It seems Americans aren’t the only ones getting tired of endless wars overseas.
On Tuesday, newly victorious Canadian Prime Minister-elect Justin Trudeau announced that Canada will withdraw its fighter jets and stop carrying out airstrikes in Syria. The announcement was made at Trudeau’s first news conference following his election.
Canada was a member of the United States’ coalition against the Islamic State in Iraq and Syria. Trudeau called President Obama shortly after his election on Tuesday announcing his intentions. Canada still plans to “engage in a responsible way” in the fight against ISIS, but Trudeau is committed to ending the combat mission.
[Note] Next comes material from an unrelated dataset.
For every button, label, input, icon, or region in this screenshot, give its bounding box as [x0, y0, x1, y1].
There is not yet a set timeline for withdrawal, but Canada’s disengagement will certainly consist of removing its six CF-18 fighter jets deployed as part of the coalition’s campaign. Also on the ground are 70 special forces troops training Iraqi Kurds in Northern Iraq. Their fate is uncertain, however, as Trudeau has suggested their role could continue.
In an Ottawa speech, Trudeau addressed his vision for Canada’s shifting foreign policy. He seeks to continue cooperation with the U.S. on trade and climate change while steering away from some of America’s military ventures that Canada often joined under outgoing prime minister Stephen Harper.
“I want to say this to this country’s friends around the world: Many of you have worried that Canada has lost its compassionate and constructive voice in the world over the past 10 years. Well, I have a simple message for you on behalf of 35 million Canadians. We’re back,” he said.